In September of the year 9 A.D., the young Germanic warrior was known as Armin to his friends and Arminius to his Roman enemies successfully took on and defeated three entire Roman legions. This resulted in the deaths of over twenty thousand Roman soldiers. This, in turn, resulted in the Roman emperor called Tiberius recalling all Roman military units from Germania. The Germanic tribes would associate for their common good, often meeting and forming up for an offensive or defensive war, but they were always separate and very independent. Armin knew that the best way to ensure that his country was not bothered by outside invaders again was to become a single country complete with its own army and navy. In this, he crossed swords with the independent temper of his own people. They did not want any king from anywhere telling them what to do. In due course, this resulted in even the members of his own family taking up arms against him in order to make sure that the tribes of Germania remained independent and free. Such was the concern of the ancient Germanic tribesmen that this might not be the case, that Armin was murdered by the members of his own family.

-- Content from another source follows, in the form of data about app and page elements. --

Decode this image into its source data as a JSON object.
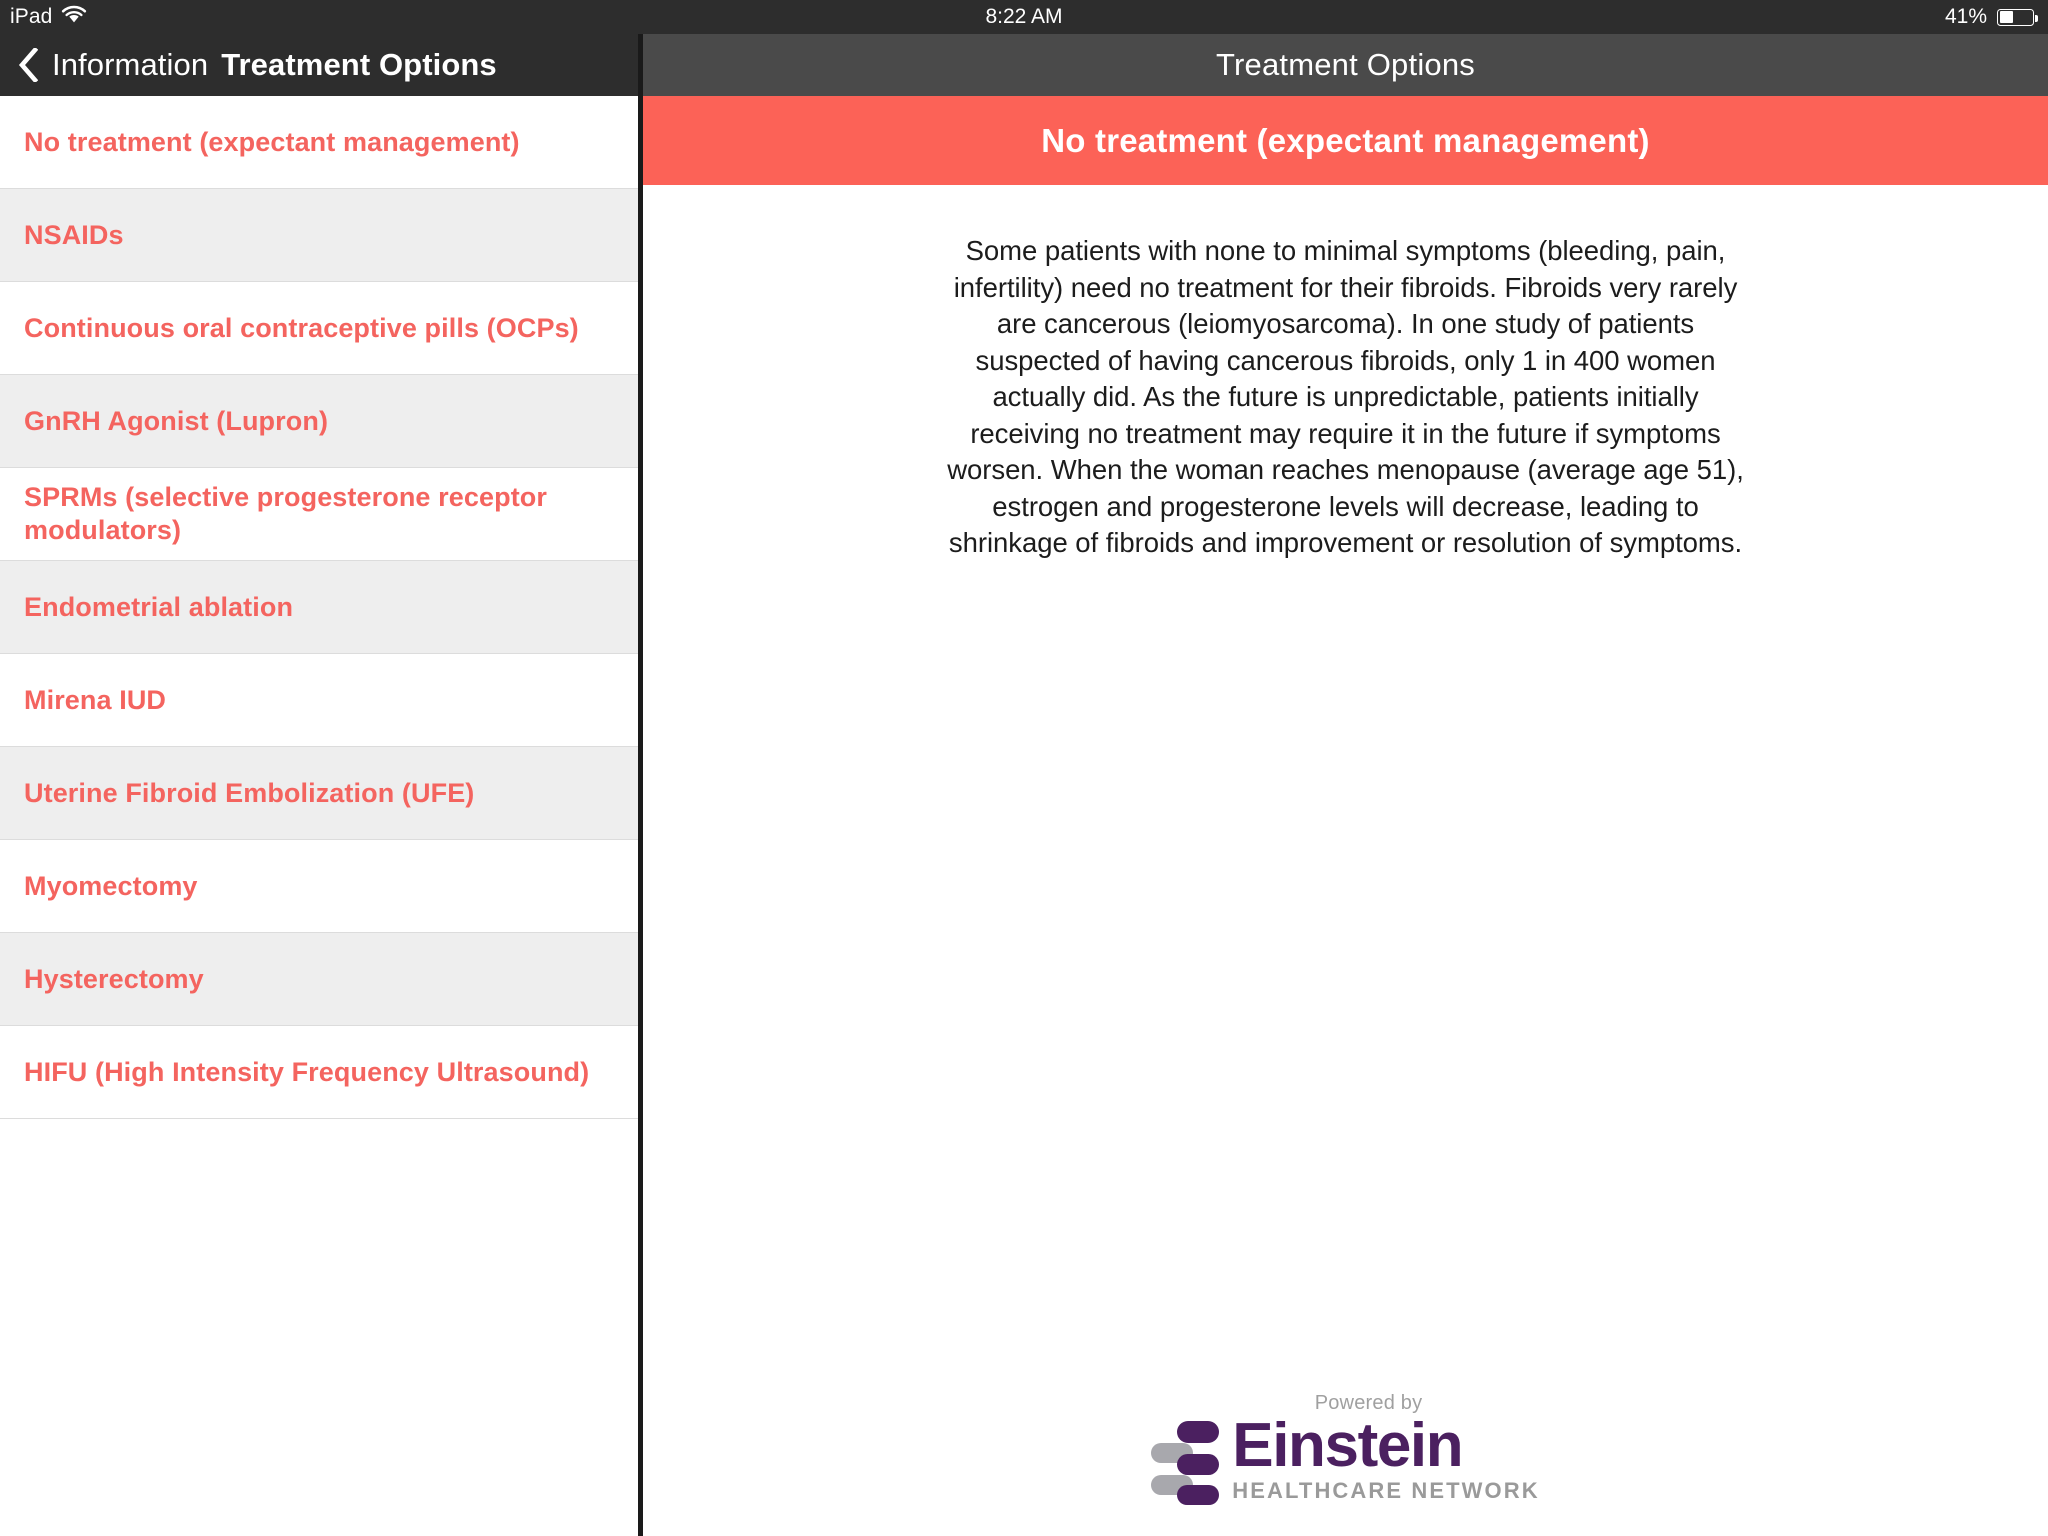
{
  "status_bar": {
    "device": "iPad",
    "wifi_icon": "wifi-icon",
    "time": "8:22 AM",
    "battery_percent": "41%",
    "battery_level": 41
  },
  "left_nav": {
    "back_icon": "chevron-left-icon",
    "back_label": "Information",
    "title": "Treatment Options"
  },
  "right_nav": {
    "title": "Treatment Options"
  },
  "sidebar": {
    "items": [
      {
        "label": "No treatment (expectant management)",
        "selected": true
      },
      {
        "label": "NSAIDs",
        "selected": false
      },
      {
        "label": "Continuous oral contraceptive pills (OCPs)",
        "selected": false
      },
      {
        "label": "GnRH Agonist (Lupron)",
        "selected": false
      },
      {
        "label": "SPRMs (selective progesterone receptor modulators)",
        "selected": false
      },
      {
        "label": "Endometrial ablation",
        "selected": false
      },
      {
        "label": "Mirena IUD",
        "selected": false
      },
      {
        "label": "Uterine Fibroid Embolization (UFE)",
        "selected": false
      },
      {
        "label": "Myomectomy",
        "selected": false
      },
      {
        "label": "Hysterectomy",
        "selected": false
      },
      {
        "label": "HIFU (High Intensity Frequency Ultrasound)",
        "selected": false
      }
    ]
  },
  "content": {
    "banner_title": "No treatment (expectant management)",
    "body": "Some patients with none to minimal symptoms (bleeding, pain, infertility) need no treatment for their fibroids. Fibroids very rarely are cancerous (leiomyosarcoma). In one study of patients suspected of having cancerous fibroids, only 1 in 400 women actually did. As the future is unpredictable, patients initially receiving no treatment may require it in the future if symptoms worsen. When the woman reaches menopause (average age 51), estrogen and progesterone levels will decrease, leading to shrinkage of fibroids and improvement or resolution of symptoms."
  },
  "footer": {
    "powered_by": "Powered by",
    "brand_name": "Einstein",
    "brand_tagline": "HEALTHCARE NETWORK",
    "logo_icon": "einstein-logo-icon"
  },
  "colors": {
    "accent_red": "#fc6257",
    "list_text_red": "#f4645f",
    "navbar_dark": "#2d2d2d",
    "header_gray": "#4a4a4a",
    "row_alt_gray": "#eeeeee",
    "brand_purple": "#4b2060",
    "brand_gray": "#9a9a9a"
  }
}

“The Battle that defined EUROPE forever”
There is a boundary in Europe today between where people prefer to drink beer and where people prefer to drink wine, where the Romance languages based on Latin are spoken and where the Germanic languages are spoken. There is a famous battle largely responsible for this, a battle that halted the expansion of the Roman Empire of Augustus into northernmost Europe.

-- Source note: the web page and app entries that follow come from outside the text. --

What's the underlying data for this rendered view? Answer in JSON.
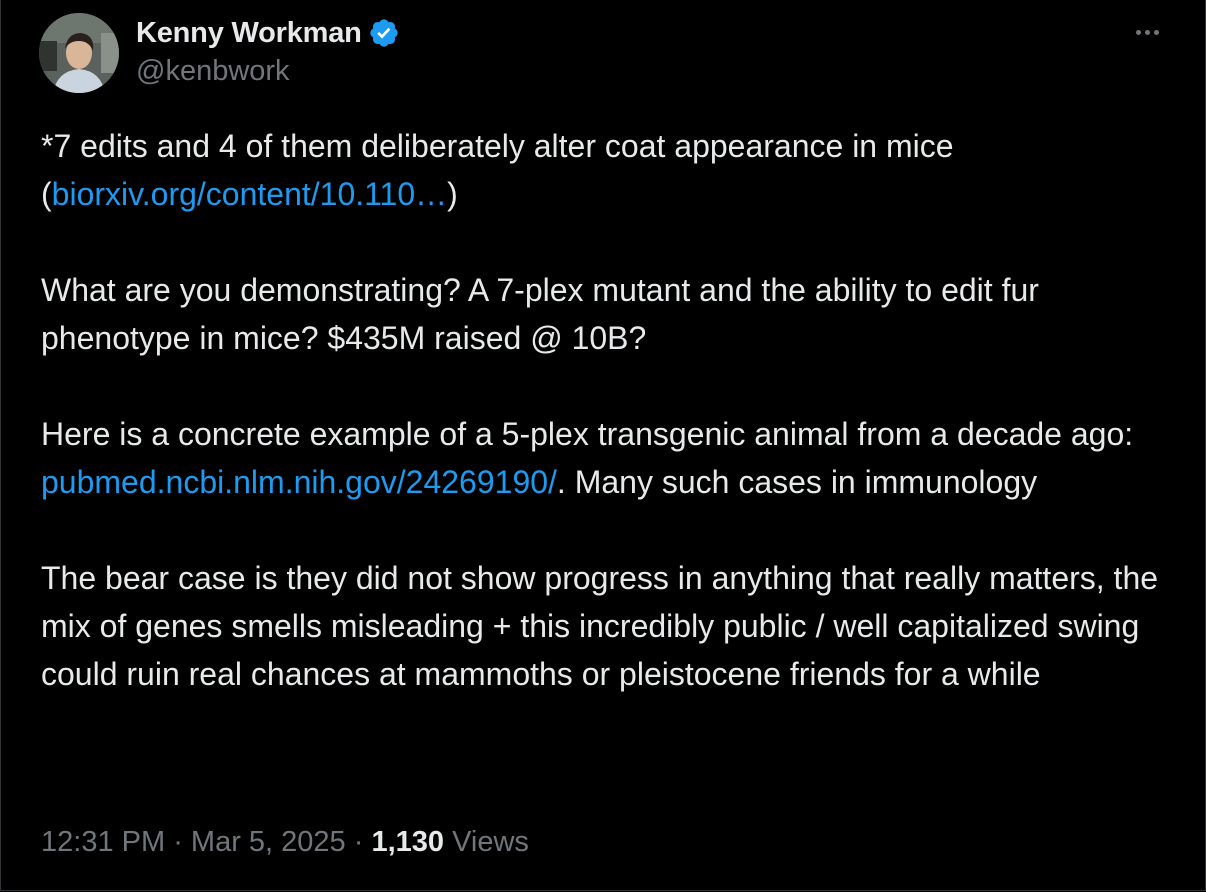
{
  "author": {
    "name": "Kenny Workman",
    "handle": "@kenbwork"
  },
  "tweet": {
    "p1": {
      "text": "*7 edits and 4 of them deliberately alter coat appearance in mice",
      "paren_open": "(",
      "link": "biorxiv.org/content/10.110…",
      "paren_close": ")"
    },
    "p2": {
      "text": "What are you demonstrating? A 7-plex mutant and the ability to edit fur phenotype in mice? $435M raised @ 10B?"
    },
    "p3": {
      "before": "Here is a concrete example of a 5-plex transgenic animal from a decade ago: ",
      "link": "pubmed.ncbi.nlm.nih.gov/24269190/",
      "after": ". Many such cases in immunology"
    },
    "p4": {
      "text": "The bear case is they did not show progress in anything that really matters, the mix of genes smells misleading + this incredibly public / well capitalized swing could ruin real chances at mammoths or pleistocene friends for a while"
    }
  },
  "meta": {
    "time": "12:31 PM",
    "separator": " · ",
    "date": "Mar 5, 2025",
    "views_count": "1,130",
    "views_label": " Views"
  },
  "colors": {
    "background": "#000000",
    "text": "#e7e9ea",
    "secondary": "#71767b",
    "link": "#1d9bf0",
    "verified": "#1d9bf0"
  },
  "icons": {
    "verified": "verified-badge-icon",
    "more": "more-options-icon"
  }
}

That battle is the famous the Battle of the Teutoburg Forest, where in 9 AD 3 Roman legions and their auxiliaries, led by Publius Quinctilius Varus where ambushed and wiped out almost down to the last man. The Romans were to lead several successful raids and campaigns into Germania afterward, but they NEVER attempted to conquer Germany east of the Rhine river again.

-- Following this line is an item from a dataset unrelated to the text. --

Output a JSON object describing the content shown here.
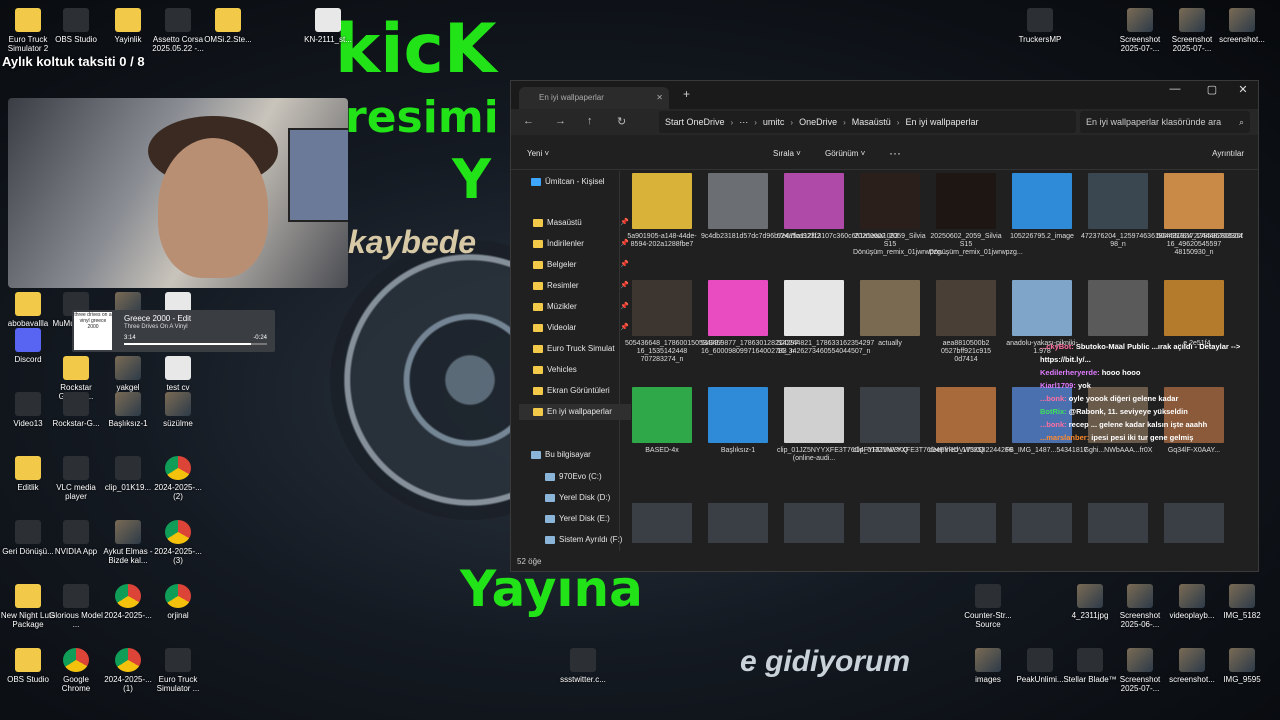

The Battle of the Teutoburg Forest is accurately described as the greatest defeat Rome ever suffered, and as one of the most decisive battles in European and world history.
In FOR THE LOVE OF ARMIN it is somewhat fictionalized and imagined, but the basic cast of characters and turning of events are accurate to history. A lot of time is spent on the Germanic warrior Armin, his wife Thusnelda, and their son who is sold into slavery as a Gladiator and I highly recommend this book for all students of Roman and European and military history. I cannot recommend it highly enough as a crucial book in the research of the early history of the Roman Empire.
This is a compelling account of the battle that defined Europe for all time afterwards.